Les contaré un poco de mi caso particular. Yo nací en Monterrey, y recién terminé la universidad me fui a vivir a CDMX con una gran oportunidad laboral. Ahí conocí a mi esposo, y al empezar a formar nuestra familia decidimos irnos a vivir a Piedras Negras por razones personales y profesionales. Cuando llegué, todo mundo me trató muy bien, pero cuando se trataba del ámbito profesional, para bien o para mal, siempre era: “Sí, Cecy, la esposa de…”. Al pasar algunos meses, cuando el círculo de amigos y familia de mi esposo empezó a conocerme en el sentido profesional, creo que he logrado pasar de ser “la esposa de…” a Cecy, quien tiene su propia trayectoria y trabajo.

Yo conocí a mi esposo a los 27 años de edad, ya había sido servidora pública por 8 años en diferentes niveles de gobierno, estaba estudiando la maestría y tenía una organización en cuatro estados del País. En resumen, mi carrera profesional ya estaba bastante avanzada.

Esta semana se nombró a Yasmín Esquivel como ministra de la Suprema Corte de Justicia de la Nación para ocupar el lugar de Margarita Luna. Se suscitaron muchos comentarios respecto a la designación sobre el posible conflicto de interés al ser esposa de José María Rioboó, constructor favorito del Presidente, y encargado del plan para cancelar el Nuevo Aeropuerto de la Ciudad de México.

No voy a negar que pueda ser cuestionable su relación con el Presidente debido a que fue proveedor. Es importante hacer mención que la hoy ministra tiene una carrera sólida en el Poder Judicial de poco más de 25 años, de los cuales tiene los últimos 7 años casada con el Ing. Rioboó.

Me hubiera gustado conocer los comentarios que se generarían si él fuese el elegido a la Suprema Corte y ella la amiga del Presidente.

Un matrimonio, para mí, es un equipo.
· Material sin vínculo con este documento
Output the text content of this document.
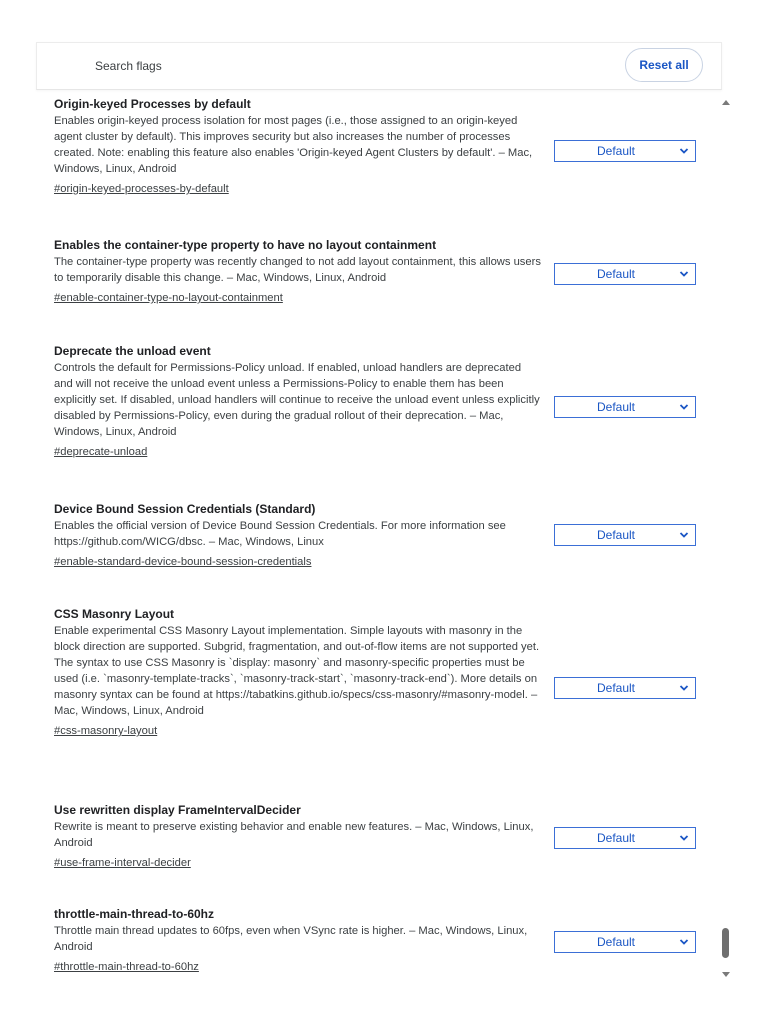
Search flags
Reset all
Origin-keyed Processes by default

Enables origin-keyed process isolation for most pages (i.e., those assigned to an origin-keyed agent cluster by default). This improves security but also increases the number of processes created. Note: enabling this feature also enables 'Origin-keyed Agent Clusters by default'. – Mac, Windows, Linux, Android

#origin-keyed-processes-by-default
Default
Enables the container-type property to have no layout containment

The container-type property was recently changed to not add layout containment, this allows users to temporarily disable this change. – Mac, Windows, Linux, Android

#enable-container-type-no-layout-containment
Default
Deprecate the unload event

Controls the default for Permissions-Policy unload. If enabled, unload handlers are deprecated and will not receive the unload event unless a Permissions-Policy to enable them has been explicitly set. If disabled, unload handlers will continue to receive the unload event unless explicitly disabled by Permissions-Policy, even during the gradual rollout of their deprecation. – Mac, Windows, Linux, Android

#deprecate-unload
Default
Device Bound Session Credentials (Standard)

Enables the official version of Device Bound Session Credentials. For more information see https://github.com/WICG/dbsc. – Mac, Windows, Linux

#enable-standard-device-bound-session-credentials
Default
CSS Masonry Layout

Enable experimental CSS Masonry Layout implementation. Simple layouts with masonry in the block direction are supported. Subgrid, fragmentation, and out-of-flow items are not supported yet. The syntax to use CSS Masonry is `display: masonry` and masonry-specific properties must be used (i.e. `masonry-template-tracks`, `masonry-track-start`, `masonry-track-end`). More details on masonry syntax can be found at https://tabatkins.github.io/specs/css-masonry/#masonry-model. – Mac, Windows, Linux, Android

#css-masonry-layout
Default
Use rewritten display FrameIntervalDecider

Rewrite is meant to preserve existing behavior and enable new features. – Mac, Windows, Linux, Android

#use-frame-interval-decider
Default
throttle-main-thread-to-60hz

Throttle main thread updates to 60fps, even when VSync rate is higher. – Mac, Windows, Linux, Android

#throttle-main-thread-to-60hz
Default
Tu esposo, por naturaleza de la relación, te apoyará en la medida de sus posibilidades, pero el éxito o fracaso de un proyecto profesional debe depender siempre de nuestra trayectoria y profesionalismo como mujeres.

En resumen, a mí me gustaría que la critiquemos si no estamos de acuerdo con alguna decisión que haya tomado previamente o si creemos que no es suficiente su grado de preparación académica o su experiencia en el ámbito judicial. No la critiquemos simplemente por ser “la esposa de…”.